The intraocular pressure increased significantly (p = 0.0008) throughout the measurement period, with maximal intraocular pressure values occurring at 5 p.m. in the afternoon.
Although monitoring intraocular pressure values should not be the only consideration in glaucoma management, undetected rises in pressure may precede the development of optic disc cupping or visual field loss. The variability of intraocular pressure values has important implications in the scheduling of glaucoma intraocular pressure review measurements for the purposes of continuing treatment.
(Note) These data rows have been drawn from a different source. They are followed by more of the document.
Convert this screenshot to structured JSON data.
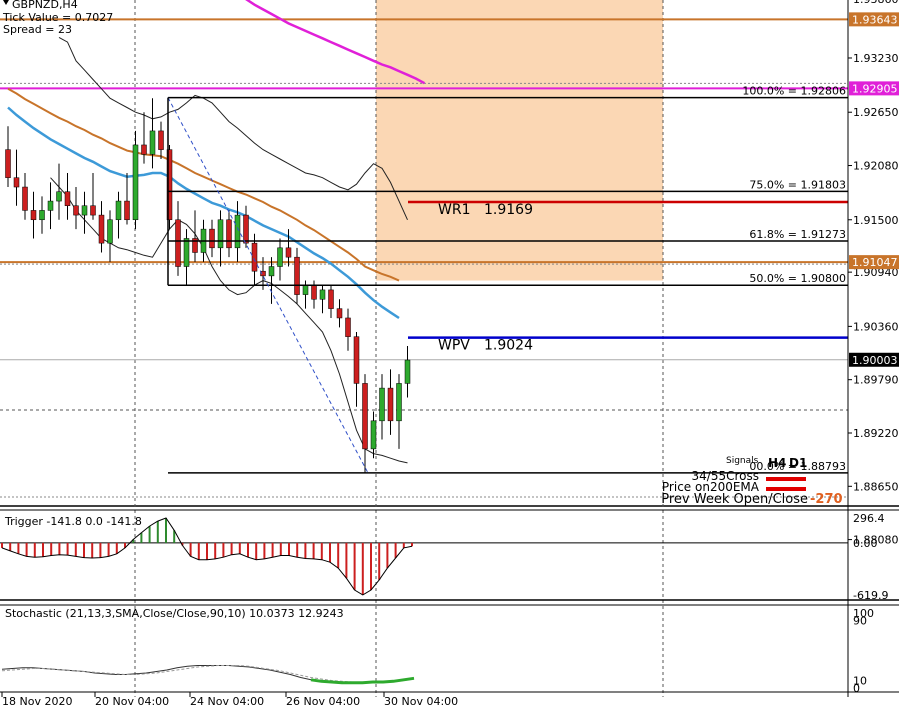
{
  "header": {
    "symbol": "GBPNZD,H4",
    "tick_value": "Tick Value = 0.7027",
    "spread": "Spread = 23"
  },
  "colors": {
    "bull": "#2eaa2e",
    "bear": "#cc1f1f",
    "ema_fast": "#3d9ad8",
    "ema_slow": "#c8742a",
    "ma_200": "#e020d8",
    "band": "#222222",
    "wr1": "#cc0000",
    "wpv": "#0000cc",
    "zone": "#fbd7b4",
    "hline_orange": "#c8742a"
  },
  "chart_data": [
    {
      "type": "candlestick",
      "title": "GBPNZD,H4",
      "ylim": [
        1.8845,
        1.9385
      ],
      "y_ticks": [
        "1.93860",
        "1.93230",
        "1.92650",
        "1.92080",
        "1.91500",
        "1.90940",
        "1.90360",
        "1.89790",
        "1.89220",
        "1.88650",
        "1.88080"
      ],
      "x_ticks": [
        "18 Nov 2020",
        "20 Nov 04:00",
        "24 Nov 04:00",
        "26 Nov 04:00",
        "30 Nov 04:00"
      ],
      "price_tags": [
        {
          "label": "1.93643",
          "value": 1.93643,
          "color": "#c8742a"
        },
        {
          "label": "1.92905",
          "value": 1.92905,
          "color": "#e020d8"
        },
        {
          "label": "1.91047",
          "value": 1.91047,
          "color": "#c8742a"
        },
        {
          "label": "1.90003",
          "value": 1.90003,
          "color": "#000000"
        }
      ],
      "fib_levels": [
        {
          "label": "100.0% = 1.92806",
          "value": 1.92806
        },
        {
          "label": "75.0% = 1.91803",
          "value": 1.91803
        },
        {
          "label": "61.8% = 1.91273",
          "value": 1.91273
        },
        {
          "label": "50.0% = 1.90800",
          "value": 1.908
        },
        {
          "label": "00.0% = 1.88793",
          "value": 1.88793
        }
      ],
      "pivots": [
        {
          "name": "WR1",
          "value_label": "1.9169",
          "value": 1.9169
        },
        {
          "name": "WPV",
          "value_label": "1.9024",
          "value": 1.9024
        }
      ],
      "candles": [
        {
          "o": 1.9225,
          "h": 1.925,
          "l": 1.9185,
          "c": 1.9195
        },
        {
          "o": 1.9195,
          "h": 1.9225,
          "l": 1.9165,
          "c": 1.9185
        },
        {
          "o": 1.9185,
          "h": 1.92,
          "l": 1.915,
          "c": 1.916
        },
        {
          "o": 1.916,
          "h": 1.918,
          "l": 1.913,
          "c": 1.915
        },
        {
          "o": 1.915,
          "h": 1.9175,
          "l": 1.9135,
          "c": 1.916
        },
        {
          "o": 1.916,
          "h": 1.919,
          "l": 1.914,
          "c": 1.917
        },
        {
          "o": 1.917,
          "h": 1.921,
          "l": 1.915,
          "c": 1.918
        },
        {
          "o": 1.918,
          "h": 1.92,
          "l": 1.915,
          "c": 1.9165
        },
        {
          "o": 1.9165,
          "h": 1.9185,
          "l": 1.914,
          "c": 1.9155
        },
        {
          "o": 1.9155,
          "h": 1.918,
          "l": 1.9135,
          "c": 1.9165
        },
        {
          "o": 1.9165,
          "h": 1.92,
          "l": 1.915,
          "c": 1.9155
        },
        {
          "o": 1.9155,
          "h": 1.917,
          "l": 1.9115,
          "c": 1.9125
        },
        {
          "o": 1.9125,
          "h": 1.916,
          "l": 1.9105,
          "c": 1.915
        },
        {
          "o": 1.915,
          "h": 1.918,
          "l": 1.913,
          "c": 1.917
        },
        {
          "o": 1.917,
          "h": 1.92,
          "l": 1.9145,
          "c": 1.915
        },
        {
          "o": 1.915,
          "h": 1.9245,
          "l": 1.914,
          "c": 1.923
        },
        {
          "o": 1.923,
          "h": 1.9265,
          "l": 1.921,
          "c": 1.922
        },
        {
          "o": 1.922,
          "h": 1.928,
          "l": 1.9205,
          "c": 1.9245
        },
        {
          "o": 1.9245,
          "h": 1.9255,
          "l": 1.9215,
          "c": 1.9225
        },
        {
          "o": 1.9225,
          "h": 1.923,
          "l": 1.914,
          "c": 1.915
        },
        {
          "o": 1.915,
          "h": 1.917,
          "l": 1.909,
          "c": 1.91
        },
        {
          "o": 1.91,
          "h": 1.914,
          "l": 1.908,
          "c": 1.913
        },
        {
          "o": 1.913,
          "h": 1.916,
          "l": 1.9105,
          "c": 1.9115
        },
        {
          "o": 1.9115,
          "h": 1.915,
          "l": 1.9105,
          "c": 1.914
        },
        {
          "o": 1.914,
          "h": 1.915,
          "l": 1.911,
          "c": 1.912
        },
        {
          "o": 1.912,
          "h": 1.916,
          "l": 1.91,
          "c": 1.915
        },
        {
          "o": 1.915,
          "h": 1.916,
          "l": 1.911,
          "c": 1.912
        },
        {
          "o": 1.912,
          "h": 1.917,
          "l": 1.9105,
          "c": 1.9155
        },
        {
          "o": 1.9155,
          "h": 1.9165,
          "l": 1.912,
          "c": 1.9125
        },
        {
          "o": 1.9125,
          "h": 1.9135,
          "l": 1.908,
          "c": 1.9095
        },
        {
          "o": 1.9095,
          "h": 1.911,
          "l": 1.9075,
          "c": 1.909
        },
        {
          "o": 1.909,
          "h": 1.911,
          "l": 1.906,
          "c": 1.91
        },
        {
          "o": 1.91,
          "h": 1.913,
          "l": 1.9085,
          "c": 1.912
        },
        {
          "o": 1.912,
          "h": 1.914,
          "l": 1.91,
          "c": 1.911
        },
        {
          "o": 1.911,
          "h": 1.912,
          "l": 1.906,
          "c": 1.907
        },
        {
          "o": 1.907,
          "h": 1.9085,
          "l": 1.9055,
          "c": 1.908
        },
        {
          "o": 1.908,
          "h": 1.9085,
          "l": 1.9055,
          "c": 1.9065
        },
        {
          "o": 1.9065,
          "h": 1.908,
          "l": 1.905,
          "c": 1.9075
        },
        {
          "o": 1.9075,
          "h": 1.908,
          "l": 1.9045,
          "c": 1.9055
        },
        {
          "o": 1.9055,
          "h": 1.9065,
          "l": 1.9035,
          "c": 1.9045
        },
        {
          "o": 1.9045,
          "h": 1.9055,
          "l": 1.901,
          "c": 1.9025
        },
        {
          "o": 1.9025,
          "h": 1.903,
          "l": 1.895,
          "c": 1.8975
        },
        {
          "o": 1.8975,
          "h": 1.8985,
          "l": 1.8879,
          "c": 1.8905
        },
        {
          "o": 1.8905,
          "h": 1.8945,
          "l": 1.8895,
          "c": 1.8935
        },
        {
          "o": 1.8935,
          "h": 1.8985,
          "l": 1.8915,
          "c": 1.897
        },
        {
          "o": 1.897,
          "h": 1.899,
          "l": 1.892,
          "c": 1.8935
        },
        {
          "o": 1.8935,
          "h": 1.8985,
          "l": 1.8905,
          "c": 1.8975
        },
        {
          "o": 1.8975,
          "h": 1.9015,
          "l": 1.896,
          "c": 1.9
        }
      ],
      "ema_fast": [
        1.927,
        1.9262,
        1.9255,
        1.9248,
        1.9242,
        1.9236,
        1.9231,
        1.9226,
        1.9221,
        1.9216,
        1.9212,
        1.9207,
        1.9202,
        1.9199,
        1.9196,
        1.9197,
        1.9198,
        1.92,
        1.92,
        1.9196,
        1.9189,
        1.9183,
        1.9178,
        1.9173,
        1.9168,
        1.9165,
        1.9161,
        1.9158,
        1.9154,
        1.9149,
        1.9144,
        1.914,
        1.9136,
        1.9132,
        1.9126,
        1.912,
        1.9114,
        1.9109,
        1.9103,
        1.9096,
        1.9089,
        1.9081,
        1.9072,
        1.9064,
        1.9057,
        1.9051,
        1.9045
      ],
      "ema_slow": [
        1.929,
        1.9285,
        1.9279,
        1.9274,
        1.9269,
        1.9264,
        1.9259,
        1.9255,
        1.925,
        1.9246,
        1.9241,
        1.9237,
        1.9232,
        1.9228,
        1.9224,
        1.9222,
        1.922,
        1.9219,
        1.9218,
        1.9214,
        1.921,
        1.9205,
        1.92,
        1.9196,
        1.9192,
        1.9188,
        1.9184,
        1.918,
        1.9177,
        1.9173,
        1.9169,
        1.9164,
        1.916,
        1.9155,
        1.915,
        1.9144,
        1.9139,
        1.9133,
        1.9127,
        1.9121,
        1.9115,
        1.9108,
        1.91,
        1.9096,
        1.9092,
        1.9089,
        1.9085
      ],
      "ma_200": [
        1.945,
        1.944,
        1.943,
        1.942,
        1.9412,
        1.9405,
        1.9398,
        1.9392,
        1.9386,
        1.938,
        1.9375,
        1.937,
        1.9365,
        1.936,
        1.9356,
        1.9352,
        1.9348,
        1.9344,
        1.934,
        1.9336,
        1.9332,
        1.9328,
        1.9324,
        1.932,
        1.9316,
        1.9313,
        1.9309,
        1.9305,
        1.9301,
        1.9296
      ],
      "bb_upper": [
        1.9345,
        1.934,
        1.932,
        1.931,
        1.93,
        1.929,
        1.928,
        1.9275,
        1.927,
        1.9265,
        1.9262,
        1.9258,
        1.926,
        1.9265,
        1.9268,
        1.9275,
        1.9283,
        1.928,
        1.9275,
        1.9265,
        1.9255,
        1.9248,
        1.924,
        1.9232,
        1.9225,
        1.922,
        1.9215,
        1.921,
        1.9205,
        1.92,
        1.9198,
        1.9195,
        1.919,
        1.9185,
        1.9182,
        1.9188,
        1.92,
        1.921,
        1.9205,
        1.919,
        1.917,
        1.915
      ],
      "bb_lower": [
        1.9195,
        1.9185,
        1.9175,
        1.916,
        1.915,
        1.914,
        1.913,
        1.9125,
        1.912,
        1.9118,
        1.9115,
        1.9112,
        1.911,
        1.9125,
        1.914,
        1.915,
        1.9145,
        1.9135,
        1.912,
        1.91,
        1.9085,
        1.9075,
        1.907,
        1.9072,
        1.908,
        1.9085,
        1.9082,
        1.9075,
        1.9068,
        1.906,
        1.905,
        1.904,
        1.903,
        1.901,
        1.8985,
        1.8955,
        1.8925,
        1.8905,
        1.89,
        1.8898,
        1.8895,
        1.8892,
        1.889
      ]
    },
    {
      "type": "bar",
      "title": "Trigger -141.8 0.0 -141.8",
      "ylim": [
        -619.9,
        296.4
      ],
      "y_ticks": [
        "296.4",
        "0.00",
        "-619.9"
      ],
      "values": [
        -60,
        -95,
        -130,
        -160,
        -170,
        -165,
        -150,
        -140,
        -145,
        -160,
        -175,
        -180,
        -175,
        -160,
        -130,
        -60,
        40,
        120,
        200,
        260,
        296,
        150,
        -30,
        -160,
        -200,
        -200,
        -190,
        -170,
        -140,
        -130,
        -170,
        -200,
        -190,
        -170,
        -150,
        -150,
        -170,
        -185,
        -190,
        -200,
        -230,
        -300,
        -420,
        -560,
        -619,
        -560,
        -440,
        -300,
        -180,
        -60,
        -40
      ]
    },
    {
      "type": "line",
      "title": "Stochastic (21,13,3,SMA,Close/Close,90,10) 10.0373 12.9243",
      "ylim": [
        0,
        100
      ],
      "y_ticks": [
        "100",
        "90",
        "10",
        "0"
      ],
      "series": [
        {
          "values": [
            25,
            26,
            27,
            27,
            26,
            25,
            24,
            23,
            22,
            20,
            19,
            18,
            18,
            19,
            20,
            22,
            24,
            27,
            29,
            30,
            30,
            30,
            30,
            29,
            28,
            26,
            24,
            21,
            18,
            14,
            11,
            9,
            8,
            7,
            7,
            7,
            8,
            8,
            9,
            11,
            13
          ]
        },
        {
          "values": [
            23,
            24,
            25,
            26,
            26,
            25,
            24,
            23,
            22,
            21,
            20,
            19,
            18,
            18,
            19,
            20,
            22,
            24,
            26,
            28,
            29,
            30,
            30,
            30,
            29,
            27,
            25,
            23,
            20,
            17,
            14,
            12,
            10,
            9,
            8,
            8,
            8,
            9,
            9,
            10,
            12
          ]
        }
      ],
      "highlight_range": [
        30,
        40
      ]
    }
  ],
  "signals": {
    "title": "Signals",
    "columns": [
      "H4",
      "D1"
    ],
    "rows": [
      {
        "label": "34/55Cross"
      },
      {
        "label": "Price on200EMA"
      },
      {
        "label": "Prev Week Open/Close",
        "value": "-270"
      }
    ]
  }
}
过去的研究表明眼压存在昼夜变化。本研究的目的是确定接受马来酸噻吗洛尔治疗原发性开角型青光眼的患者是否应在正常临床时间(上午9点至下午5点)的特定时间段进行复查。将复查预约安排在上午或下午的门诊时段是常规做法。这可能会导致错过异常高的眼压值。
使用Goldmann压平眼压计在上午9点至下午5点期间每小时测量28例原发性开角型青光眼患者的眼压。在整个测量期间,所有受试者继续使用马来酸噻吗洛尔进行抗青光眼治疗。
在整个测量期间眼压显著升高(p = 0.0008),最高眼压值出现在下午5点。
虽然监测眼压值不应是青光眼治疗中的唯一考虑因素,但未检测到的眼压升高可能先于视盘凹陷或视野缺损的发生。眼压值的变异性对于为持续治疗安排青光眼眼压复查测量具有重要意义。